最高裁判所第二小法廷 昭和26年(あ)3089号 決定 1953年8月28日
主文
本件上告を棄却する。
理由
弁護人岡林辰雄、同小沢茂の上告趣意第一点の一について。
訴訟法が有罪を言渡す判決において必ずしもその量刑をするに至った所以の理由を説示することを要請していないことに徴しても(刑訴三三五条一項参照)、原判決が「所論に鑑みて訴訟記録を精査しても原審の科刑が重すぎるものとは認められない」と説示したことは量刑不当の控訴趣意を排斥する判示としては充分というべく、所論のごとき理由不備の違法ありということはできない。
次に記録に徴すれば原判決の内容の一部として弁護人安平康、同木崎為之の各控訴趣意書が添付された上、これに対する判断が加えられていることが明認できるから、原判決には所論刑訴規則二四六条違反のかどはなく、従って違憲の主張はその前提を欠くものであるから採るを得ない。

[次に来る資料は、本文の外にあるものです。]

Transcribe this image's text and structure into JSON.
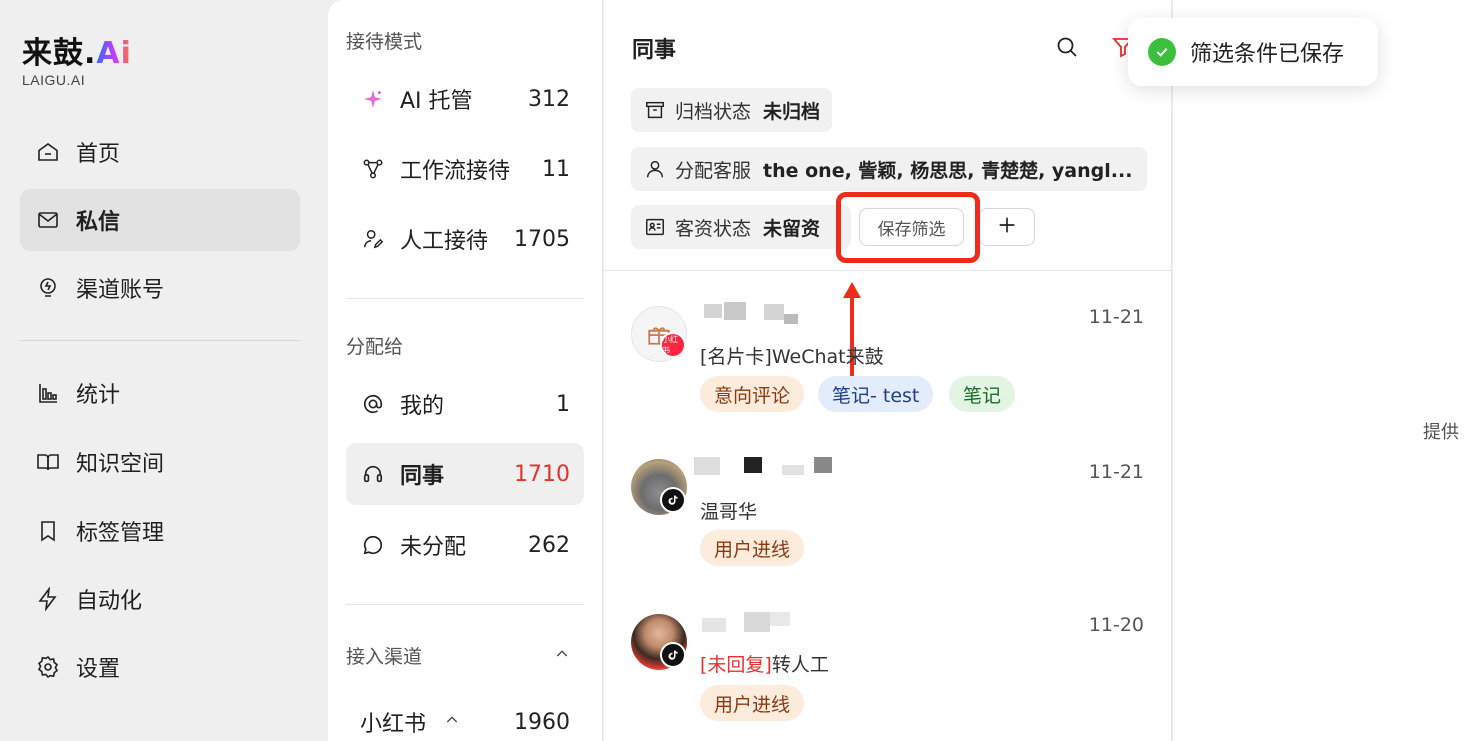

尚上告趣意第一点の二及び三については弁護人から適式に削除する旨の申立がなされたので判断を加えない。
同第一点の四について。
第一審公判において検察官が罰金八〇万円を求刑したのに対して第一審裁判所が被告人を懲役六月及び判示第一の罪につき罰金八万円、判示第二の罪につき罰金三万円に処したこと、この間裁判所が刑訴三一二条二項により検察官に対し懲役及び罰金の併科を定めた酒税法六三条の二を追加すべきことを命じなかったことは所論のとおりである。しかし刑訴二五六条四項、従って同三一二条にいう「罰条」とは訴因の明確なる特定を図り起訴の範囲を一層限定するために附加的に記載されるものを指すものと解すべきであるから、右の酒税法六三条の二のごとき、訴因の特定と直接に関係のない規定は右にいわゆる「罰条」に当らないものというべく、従って裁判所が検察官に対しその追加を命ぜず、判決においてこれを適用したのは何等違法ではないのである。又判決においても右の併科をする情状を必ずしも具体的に明示することを要するのでないことは当裁判所の判例の示すところである。(昭和二四年(れ)三二七号、同年七月二三日第二小法廷判決。判例集三巻八号一三七七頁以下参照)従って第一審判決を維持した原判決には違法のかどはないから、論旨は理由がない。
同第一点の五について。
論旨は原審において主張判断を経ない事項について原判決の違憲を主張するのであるから上告理由として不適法である。(第一審公判において所論差押顛末書の製造物件の数量に関する部分について証拠調をした違法があるとしても、第一審判決はこれを除いた部分の記載のみを採用し、これと他の証拠とを綜合して事実を認定したと解されるのであるから、右の違反は未だ判決に影響を及ぼすことが明らかであるとは言い難いのである。)
同第一点の六について。
本論旨も原審において主張判断を経ない事項に関するものであるから不適法である。(所論の差押顛末書が刑訴三二二条にいう「被告人が作成した供述書又は被告人の供述を録取した書面」にあたらないことは明かであるから、所論の刑訴三〇一条違反の問題は生じない。)
同第一点の七について。
本論旨も前同様原審において主張判断を経ない事項に関するものであるから不適法である。(国税局の収税官吏が国税犯則取締法一三条一項二号により「犯罪嫌疑者逃走ノ虞アル」ものと認めるか否かについては、同収税官吏の合理的な自由裁量に委かされているところ、記録によるも収税官吏の判断が合理性を欠いているとは考えられないから違憲の主張はその前提を欠くものである。)
同第二点について。
本論旨も原審において主張判断を経ない事項について原判決の違憲を主張するものであるから不適法である。(第一審裁判所は被告人の自白のほかに補強証拠を掲げて事実を認定したものであるから憲法三八条三項違反の論旨は前提を欠き採用し難い。)
同第三点について。
論旨は之また原審において主張判断を経ない事項に関するものであるから不適法である。(前叙のごとく第一審判決は差押顛末書の製造物件の数量に関する部分を除いた差押顛末書の記載を証拠としたものと解されるから、論旨は判決に影響を及ぼさない違法について判例違反を主張するに帰する。)
同第四点について。
論旨は刑訴四〇五条に定める上告理由に当らないし、また同四一一条を適用すべきものとは認められない。
被告人本人の上告趣意について。
論旨は縷々として原判決の量刑を非難するものであって、刑訴四〇五条の適法の上告理由に当らない。また同四一一条二号を適用すべきものとは認められない。
よって同四一四条、三八六条一項三号により裁判官全員一致の意見で主文のとおり決定する。